Relacja punkt po punkcie: http://pls-web.dataproject.com/Livescore_Adv.aspx?ID=27785
Statystyki meczu: http://pls-web.dataproject.com/MatchStatistics.aspx?ID=1054&mID=27785&Page=S
Już początek meczu pokazał, że mimo różnych celów na sezon, obie drużyny czeka wyrównana walka. Gracze MKS po słabszym początku opanowali nerwy i zaczęli walczyć. Gdy wydawało się, że czeka nas zacięta końcówka, gospodarze popełnili kilka juniorskich błędów i gładko przegrali ostatnią część seta. Jastrzębianie prowadzili, choć ich gra pozostawiała wiele do życzenia.

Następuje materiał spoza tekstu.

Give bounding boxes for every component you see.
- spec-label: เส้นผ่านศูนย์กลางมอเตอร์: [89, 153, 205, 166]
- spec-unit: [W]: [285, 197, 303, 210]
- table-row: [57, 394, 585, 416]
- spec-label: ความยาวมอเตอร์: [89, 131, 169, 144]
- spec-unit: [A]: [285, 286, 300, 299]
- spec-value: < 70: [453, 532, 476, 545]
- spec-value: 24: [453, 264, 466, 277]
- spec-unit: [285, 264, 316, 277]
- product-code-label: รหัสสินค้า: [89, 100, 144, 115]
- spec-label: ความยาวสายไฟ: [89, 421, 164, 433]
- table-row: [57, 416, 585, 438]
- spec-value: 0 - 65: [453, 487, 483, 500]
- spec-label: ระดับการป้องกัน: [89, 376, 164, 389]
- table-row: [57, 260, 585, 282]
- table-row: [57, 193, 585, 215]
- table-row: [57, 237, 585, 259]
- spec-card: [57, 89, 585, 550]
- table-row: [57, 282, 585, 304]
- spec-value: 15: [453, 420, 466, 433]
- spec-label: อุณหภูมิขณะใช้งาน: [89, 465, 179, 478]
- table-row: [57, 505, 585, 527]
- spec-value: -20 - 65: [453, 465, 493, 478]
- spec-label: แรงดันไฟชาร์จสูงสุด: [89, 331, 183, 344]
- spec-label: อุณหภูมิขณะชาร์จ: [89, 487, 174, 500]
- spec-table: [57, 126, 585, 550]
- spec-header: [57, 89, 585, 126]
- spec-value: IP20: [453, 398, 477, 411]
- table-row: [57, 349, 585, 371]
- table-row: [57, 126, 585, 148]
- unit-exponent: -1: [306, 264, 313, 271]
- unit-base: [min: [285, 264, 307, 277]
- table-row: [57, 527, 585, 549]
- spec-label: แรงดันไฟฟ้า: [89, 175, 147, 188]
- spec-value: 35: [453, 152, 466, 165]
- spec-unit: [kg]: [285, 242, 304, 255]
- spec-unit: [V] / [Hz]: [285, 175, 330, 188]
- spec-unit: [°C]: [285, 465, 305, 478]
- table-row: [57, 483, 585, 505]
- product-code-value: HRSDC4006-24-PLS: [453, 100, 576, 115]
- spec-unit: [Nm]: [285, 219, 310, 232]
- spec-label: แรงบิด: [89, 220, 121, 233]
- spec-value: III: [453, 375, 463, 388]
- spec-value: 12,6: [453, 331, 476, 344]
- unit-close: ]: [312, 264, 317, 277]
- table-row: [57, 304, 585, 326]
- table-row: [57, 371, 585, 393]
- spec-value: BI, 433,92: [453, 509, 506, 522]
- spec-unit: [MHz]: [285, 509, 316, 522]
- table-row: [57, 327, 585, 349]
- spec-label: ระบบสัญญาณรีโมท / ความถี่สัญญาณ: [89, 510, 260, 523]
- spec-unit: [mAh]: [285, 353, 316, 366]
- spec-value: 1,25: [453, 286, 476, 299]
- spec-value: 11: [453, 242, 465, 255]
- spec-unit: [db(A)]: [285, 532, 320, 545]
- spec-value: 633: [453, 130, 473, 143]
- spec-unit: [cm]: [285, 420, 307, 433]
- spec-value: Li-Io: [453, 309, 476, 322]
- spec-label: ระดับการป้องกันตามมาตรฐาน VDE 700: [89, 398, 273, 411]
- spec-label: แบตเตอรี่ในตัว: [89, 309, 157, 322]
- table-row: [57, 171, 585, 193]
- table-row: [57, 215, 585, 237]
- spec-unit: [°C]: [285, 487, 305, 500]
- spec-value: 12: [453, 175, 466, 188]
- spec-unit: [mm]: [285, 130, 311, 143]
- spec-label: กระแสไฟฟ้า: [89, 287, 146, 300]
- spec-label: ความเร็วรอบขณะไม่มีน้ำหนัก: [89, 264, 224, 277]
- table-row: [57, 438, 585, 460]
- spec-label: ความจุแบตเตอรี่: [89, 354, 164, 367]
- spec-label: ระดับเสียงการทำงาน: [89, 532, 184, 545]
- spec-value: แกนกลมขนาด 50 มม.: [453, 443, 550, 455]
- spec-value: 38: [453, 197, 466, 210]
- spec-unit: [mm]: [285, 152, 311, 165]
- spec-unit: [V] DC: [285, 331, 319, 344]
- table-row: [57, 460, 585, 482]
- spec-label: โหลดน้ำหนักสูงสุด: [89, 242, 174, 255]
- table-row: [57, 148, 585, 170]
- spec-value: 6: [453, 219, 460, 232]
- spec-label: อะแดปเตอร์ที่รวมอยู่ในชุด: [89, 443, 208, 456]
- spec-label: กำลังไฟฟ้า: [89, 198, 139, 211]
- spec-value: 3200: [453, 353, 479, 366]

I było to doskonale widać w drugiej partii, w której MKS pokazał lepszą grę i zaczął dominować. Dobrze prezentowali się Jakub Peszko, oraz Lincoln Williams i Jake Langlois, a dobrą zmianę na rozegraniu dał Tomasz Kowalski. Goście popełniali coraz więcej błędów, a gospodarze nakręcali swoją grę udanymi zagrywkami i blokiem.
W trzecim secie trener Ferdinando de Giorgi sięgnął po zmienników, jednak ten manewr nie przyniósł spodziewanych przez niego efektów. MKS nadal lepiej zagrywał i blokował, a rywale nie mogli sobie poradzić z nieźle dysponowanymi graczami z Będzina. MKS zasłużenie wyszedł w tym meczu na prowadzenie.
Czwarty set to powrót gości do podstawowego ustawienia i słabsza dyspozycja MKS-u. Gracze z Będzina przestali skutecznie zagrywać a rywale potrafili to wykorzystać, wyraźnie prowadząc od samego początku.
Piąty set przypominał czwarty, gospodarze mylili się polu zagrywki i nie byli w stanie skutecznie grać blokiem. Doświadczeni rywale to wykorzystali, i choć nie zachwycili, to odnieśli zwycięstwo.